Guy Darmet - Tal convite significa vantagens mútuas. Hoje, o Corpo é um grupo internacional, que pode competir com as principais companhias americanas e européias. Agora, divulgará que é companhia residente da Maison de la Danse em todos os países que visitar e isto também dá uma dimensão suplementar à Maison.
Folha - O que significará esta residência?
Darmet - Na França, residência refere-se a algo que envolve o Ministério da Cultura, uma instituição artística e uma cidade. Trata-se de uma co-participação financeira entre três parceiros, que tem como objetivo a criação. A residência do Grupo Corpo será um pouco diferente.
O compromisso do Corpo será, durante três anos, estrear suas novas criações na Maison de la Danse. Durante as temporadas de estréia nós hospedaremos a companhia, pagaremos suas viagens, os espetáculos, mas não teremos qualquer participação financeira na parte criativa. O grupo não desenvolverá suas criações em Lyon, mas no Brasil, em Belo Horizonte.
Folha - Um grupo brasileiro como residente da Maison de la Danse não provocará ciúmes nos artistas franceses, como ocorreu ano passado com o coreógrafo norte-americano Bill T. Jones, nomeado residente do Ballet da Ópera de Lyon?
Darmet - O fato de não participarmos financeiramente das criações do Corpo já ameniza este risco. Também não haverá razão para ciúmes porque, em 1996, pretendo inaugurar dupla residência: uma internacional, com o Corpo, e uma voltada para a criação, com um grupo francês.
Será um grupo jovem, não muito conhecido, que ficará hospedado na Maison para desenvolver suas criações. A este grupo, ainda não escolhido, estaremos oferecendo condições e um lugar de trabalho. Ou seja, são duas residências com diferentes concepções.
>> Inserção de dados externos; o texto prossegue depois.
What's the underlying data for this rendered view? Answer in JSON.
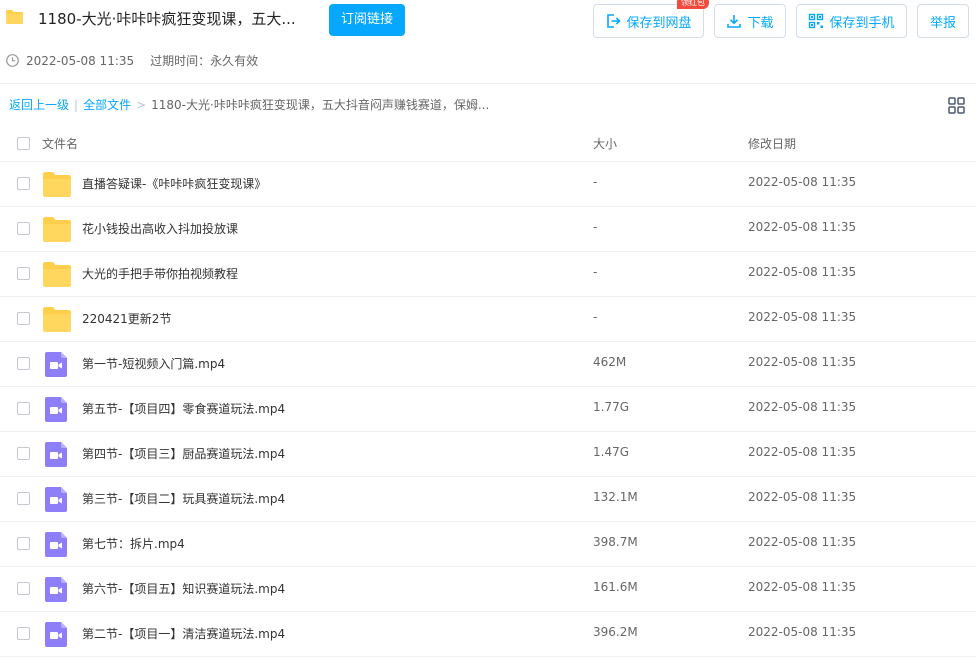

Folha - O que lhe proporcionou o contato com a cultura brasileira durante as viagens que realizou ao Brasil em 1995?
Darmet - A primeira coisa que descobri foi a presença intensa da dança não só no Carnaval, mas em todas as festas populares. Depois, constatei a modernidade do Brasil, seja na arquitetura, na pintura, no design, nos restaurantes e bares das grandes cidades e também na dança. Para mim, a tradição e a modernidade são elementos muito importantes e complementares no Brasil. Folha - Como você analisa a situação da dança brasileira hoje?
Darmet - Com raras exceções, como o Grupo Corpo, os artistas brasileiros da dança não contam com ajuda financeira. Mas, apesar dos problemas econômicos e sociais, a dança existe no Brasil.
Hoje, no Brasil, há uma efervescência, uma explosão de diferentes propostas. É neste momento que as estruturas governamentais e privadas devem oferecer apoio à dança. Foi o que ocorreu com os jovens coreógrafos franceses no início dos anos 80, que contaram com o estímulo proporcionado por Jack Lang, ministro da cultura na época. Com isto, a França revelou numerosos talentos.
Outro detalhe negativo que tenho observado é que as companhias brasileiras são muito isoladas. Em geral viajam pouco pelo interior do Brasil, obviamente porque as viagens são muito caras.
Consequentemente, também se isolam dos outros países da América do Sul e dos demais continentes. Hoje, os programadores europeus desconhecem totalmente a dança contemporânea brasileira. Neste aspecto, a Bienal de Lyon de 1996 terá um papel importante, porque permitirá que os jovens talentos brasileiros sejam descobertos não só pelo público mas também por jornalistas e programadores culturais que, sem dúvida, os convidarão para ir a outros países.
Folha - Como você vê o futuro da dança brasileira?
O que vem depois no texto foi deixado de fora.